No more water-boiling alerts. No more weird-looking, cloudy-looking, or on occasion strange smelling water. No more third-world water and sewer treatment for Bunnell. On Wednesday, the city commemorating the opening of its new, $4.8 million water and sewer plant to cheers and relief of city officials led by Mayor Catherine Robinson.
“Of any project that I’ve been involved in in over 20 years on the Bunnell City Commission,” Robinson said, “this is the one, this is the one I’ve cried the most tears over, this is the phone I’ve had the most phone calls over, this is the one I’ve agonized over in trying to strategize over how do we fix the water. So I’m very excited that this project got done on my watch. Had to make my watch long to make it happen.”
She recalled the day when she saw a $99,000 deficit in the city’s water and wastewater budget. “That was a bad day for me and I actually broke down and cried,” she said, which had been the result from the commission not increasing the water rates to have the funds for replacement of the city’s infrastructure. Robinson said she took responsibility for that as well. “So it’s kind of a full circle for me to come back and still be here,” Robinson said. She credited the United States Department of Agriculture for its help underwriting the project with the state Department of Environmental Protection, and interim funding from Ameris Bank in town .
The city broke ground on the project at 100 Utility Drive in Bunnell on Aug. 11, 2014, on what to be an ion exchange water treatment plant, which in essence removes contaminants from the water in an “exchange” with substances that are not contaminating. (When contaminants dissolve in water, they form ions.) The custom-built plant will rid city water of trihalomethane, a polluting chemical considered carcinogenic that’s usually used as a solvent in various industries.

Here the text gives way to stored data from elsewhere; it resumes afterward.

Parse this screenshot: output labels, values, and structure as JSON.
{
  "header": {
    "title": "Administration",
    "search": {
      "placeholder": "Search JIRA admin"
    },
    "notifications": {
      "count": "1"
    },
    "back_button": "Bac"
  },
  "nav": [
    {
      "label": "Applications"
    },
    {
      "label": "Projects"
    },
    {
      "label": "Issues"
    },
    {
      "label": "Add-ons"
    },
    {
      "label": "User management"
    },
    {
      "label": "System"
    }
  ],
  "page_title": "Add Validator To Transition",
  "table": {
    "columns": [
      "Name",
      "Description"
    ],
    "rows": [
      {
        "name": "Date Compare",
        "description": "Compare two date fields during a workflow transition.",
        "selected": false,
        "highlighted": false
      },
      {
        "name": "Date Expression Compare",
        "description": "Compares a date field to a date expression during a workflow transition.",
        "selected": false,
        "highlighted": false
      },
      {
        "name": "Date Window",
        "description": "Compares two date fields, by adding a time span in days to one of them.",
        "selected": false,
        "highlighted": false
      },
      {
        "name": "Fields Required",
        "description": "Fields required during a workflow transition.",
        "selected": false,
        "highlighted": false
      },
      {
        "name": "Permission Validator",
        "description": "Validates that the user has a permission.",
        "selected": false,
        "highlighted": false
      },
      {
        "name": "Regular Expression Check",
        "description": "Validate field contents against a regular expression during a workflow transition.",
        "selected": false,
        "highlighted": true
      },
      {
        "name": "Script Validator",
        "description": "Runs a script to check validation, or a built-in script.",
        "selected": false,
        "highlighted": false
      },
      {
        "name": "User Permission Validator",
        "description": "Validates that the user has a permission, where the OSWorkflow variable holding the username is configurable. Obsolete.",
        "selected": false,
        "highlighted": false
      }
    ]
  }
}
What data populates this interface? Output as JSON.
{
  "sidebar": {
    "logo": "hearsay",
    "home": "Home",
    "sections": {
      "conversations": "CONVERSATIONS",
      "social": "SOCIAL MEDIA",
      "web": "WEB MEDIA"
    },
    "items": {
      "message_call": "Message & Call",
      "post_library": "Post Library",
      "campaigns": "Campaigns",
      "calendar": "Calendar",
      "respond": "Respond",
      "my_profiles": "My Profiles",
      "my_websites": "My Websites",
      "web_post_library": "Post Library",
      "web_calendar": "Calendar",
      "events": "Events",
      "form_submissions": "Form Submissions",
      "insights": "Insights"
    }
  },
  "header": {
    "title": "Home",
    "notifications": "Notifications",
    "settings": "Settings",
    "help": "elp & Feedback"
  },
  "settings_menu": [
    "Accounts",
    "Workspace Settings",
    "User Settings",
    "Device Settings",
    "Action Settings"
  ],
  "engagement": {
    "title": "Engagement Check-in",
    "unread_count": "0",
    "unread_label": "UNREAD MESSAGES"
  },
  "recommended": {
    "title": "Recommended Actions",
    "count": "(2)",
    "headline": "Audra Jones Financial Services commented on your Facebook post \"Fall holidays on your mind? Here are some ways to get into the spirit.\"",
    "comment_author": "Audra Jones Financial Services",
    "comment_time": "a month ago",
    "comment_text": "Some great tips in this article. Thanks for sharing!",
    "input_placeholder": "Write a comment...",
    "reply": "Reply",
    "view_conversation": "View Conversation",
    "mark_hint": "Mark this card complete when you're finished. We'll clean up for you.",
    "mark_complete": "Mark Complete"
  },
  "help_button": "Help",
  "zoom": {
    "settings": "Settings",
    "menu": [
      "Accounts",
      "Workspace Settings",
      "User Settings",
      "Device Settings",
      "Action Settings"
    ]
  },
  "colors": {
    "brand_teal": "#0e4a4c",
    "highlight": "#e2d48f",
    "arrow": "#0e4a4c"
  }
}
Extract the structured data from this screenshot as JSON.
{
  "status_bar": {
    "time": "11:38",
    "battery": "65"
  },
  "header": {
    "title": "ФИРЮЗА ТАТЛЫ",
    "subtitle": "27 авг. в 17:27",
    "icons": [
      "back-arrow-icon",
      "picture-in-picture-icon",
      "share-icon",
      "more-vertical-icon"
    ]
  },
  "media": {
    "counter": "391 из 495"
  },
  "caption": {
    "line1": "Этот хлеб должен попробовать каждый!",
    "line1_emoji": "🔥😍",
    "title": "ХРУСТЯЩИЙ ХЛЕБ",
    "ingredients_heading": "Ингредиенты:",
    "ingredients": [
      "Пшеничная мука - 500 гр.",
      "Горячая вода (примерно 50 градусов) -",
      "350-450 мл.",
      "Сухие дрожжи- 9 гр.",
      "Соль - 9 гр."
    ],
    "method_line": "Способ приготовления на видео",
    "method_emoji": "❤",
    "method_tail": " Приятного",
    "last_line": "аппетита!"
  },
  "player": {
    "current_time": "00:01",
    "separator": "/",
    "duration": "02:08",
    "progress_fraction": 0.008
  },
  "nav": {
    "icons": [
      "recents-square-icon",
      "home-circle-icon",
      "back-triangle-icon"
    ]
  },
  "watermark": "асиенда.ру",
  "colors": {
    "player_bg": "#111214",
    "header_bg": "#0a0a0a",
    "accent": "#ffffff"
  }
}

Larry Williams, the city manager on whose watch the plant was built, and who will be leaving the city at the end of the day—he’s been replaced by Dan Davis, formerly the city’s deputy clerk and city clerk—described the project as a “miracle,” though there was nothing miraculous about federal and state support for the city’s needs, or where that support came from.
“Water is free. It’s the processing, the delivery that costs all the money,” said Richard Machek, a presidential appointment who attended the groundbreaking: President Obama appointed Machek five years ago to be the state director of the USDA’s rural development in Florida. Machek, a Volusia County native, continued: “It’s got so that as population has got into our state in kind of an abundance, our water has taken a hit. It’s getting harder and harder and harder to find a lot of drinkable water without filtration and treatment, so you’re right on track here.”
Perry Mitrano, the city’s solid waste director, described the water as “The best tasting water ever. No need to buy a filter system in Bunnell, it’s that good.”
County commissioners Charlie Ericksen and Nate McLaughlin attended the opening. McLaughlin said the system, designed by Raleigh, N.C.-based McKim and Creed engineering, “is the first in the County to use this new technology and I congratulate Bunnell on their achievment.”
“We take our water for granted sometimes until it comes out brown,” Robinson said.